The recent progress of multimodal AI has highlighted a persistent challenge: obtaining solid specialized reasoning capacities while preserving generalization through various tasks. “Slow thoughts” models such as Openai-O1 and Gemini-Thinking have made progress in deliberate analytical reasoning, but often present compromise performance on general visual understanding tasks, with increased trends with visual hallucinations. As the field progresses towards the construction of AI systems for general use, the reconciliation of this compromise remains an essential research problem.
Skywork ai presents Skywork R1V2
Skywork AI published Skywork R1V2, a new generation multimodal reasoning model designed to systematically resolve the compromise of the generalization of reasoning. Drawing on the basics of Skywork R1V, R1V2 presents a learning framework by hybrid strengthening, combining reward model advice with structured signals based on rules. The model bypassing conventional dependence on the distillation of teachers-student by learning directly from multimodal interactions, offering an open and reproducible progression through its release on the embraced face.
Technical approach and innovations
Skywork R1V2 incorporates the optimization of group relative policies (GRPO) alongside a selective sample stamp (SSB) to improve the stability and efficiency of the training. GRPO allows a relative assessment of candidates' responses within the same request group, but convergence problems can reduce effective learning signals. The SSB mechanism addresses this by maintaining an informative samples cover, ensuring continuous access to high value gradients.
In addition, the model adopts an optimization strategy of mixed preferences (MPO), integrating preferences based on the reward model with constraints based on rules. This hybrid optimization allows SkyWork R1V2 to strengthen the quality of the reasoning step by step while maintaining consistency in general perception tasks. A modular training approach, using light adapters between a vision of Vit-6b Inter-6b frozen and a pre-trained language model, preserves the reasoning capacities of the language model while effectively optimizing the cross-modal alignment.
Empirical results and analyzes
Skywork R1V2 demonstrates robust performance on a range of multimodal reasons and references. On text reasoning tasks, the model reaches 78.9% on the AIM2024, 63.6% on Livecodebench, 73.2% on LiveBench, 82.9% on Ifeval and 66.3% on BFCL. These results represent significant improvements compared to Skywork R1V1 and are competitive with significantly larger models, such as Deepseek R1 (671b settings).
In multimodal evaluation, R1V2 reached 73.6% on MMMU, 74.0% on Mathvista, 62.6% on Olympiadbench, 49.0% on Mathvision and 52.0% on MMMU-Pro. The model constantly surpasses the open-end-sized or larger-size base lines, including QWEN2.5-VL-72B and QVQ-PREVIEW-72B, in particular the excellent in tasks that require a resolution of structured problems between visual and textual entries.
Compared to proprietary models, R1V2 demonstrates narrowed performance gaps. It exceeds Claude 3.5 Sonnet and Gemini 2 Flash on critical multimodal references such as MMMU and Mathvista. Above all, hallucination rates were considerably reduced to 8.7% thanks to calibrated strengthening strategies, maintaining factual integrity alongside complex reasoning.

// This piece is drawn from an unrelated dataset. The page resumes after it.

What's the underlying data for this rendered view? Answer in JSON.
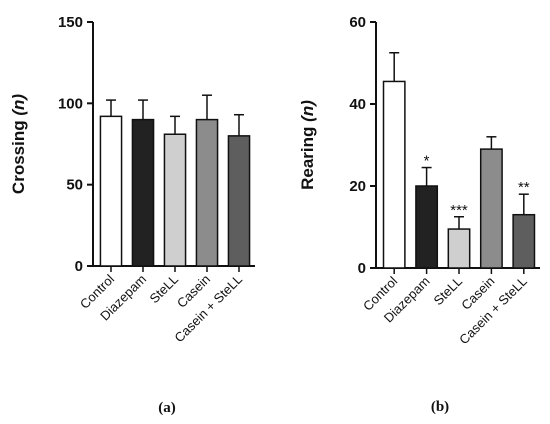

Qualitative evaluations also illustrate the systematic approach to resolution of R1V2 problems, the model demonstrating methodical decomposition and verification behaviors in complex scientific and mathematical tasks, strengthening its alignment with reflective cognitive models.
Conclusion
Skywork R1V2 advances the state of multimodal reasoning through a carefully designed hybrid strengthening learning framework. By approaching the problem of the advantages of the leak with the selective sample stamp and balancing optimization signals thanks to optimization of mixed preferences, the model performs notable improvements in specialized reasoning tasks and general multimodal understanding.
With reference head performance such as 62.6% on Olympiadbench and 73.6% on MMMU, Skywork R1V2 establishes a solid base line in open source. Its design principles and training methodology offer a pragmatic approach to develop robust and effective multimodal AI systems. Future orientations for Skywork IA include improving general visual comprehension capacities while preserving the sophisticated reasoning foundations laid by R1V2.
Discover the Paper And Model on Huggingface. Also, don't forget to follow us Twitter And join our Telegram And Linkedin Group. Don't forget to join our 90K + ML Subdreddit.
Sana Hassan, consulting trainee at Marktechpost and double -degree student at Iit Madras, is passionate about the application of technology and AI to meet the challenges of the real world. With a great interest in solving practical problems, it brings a new perspective to the intersection of AI and real life solutions.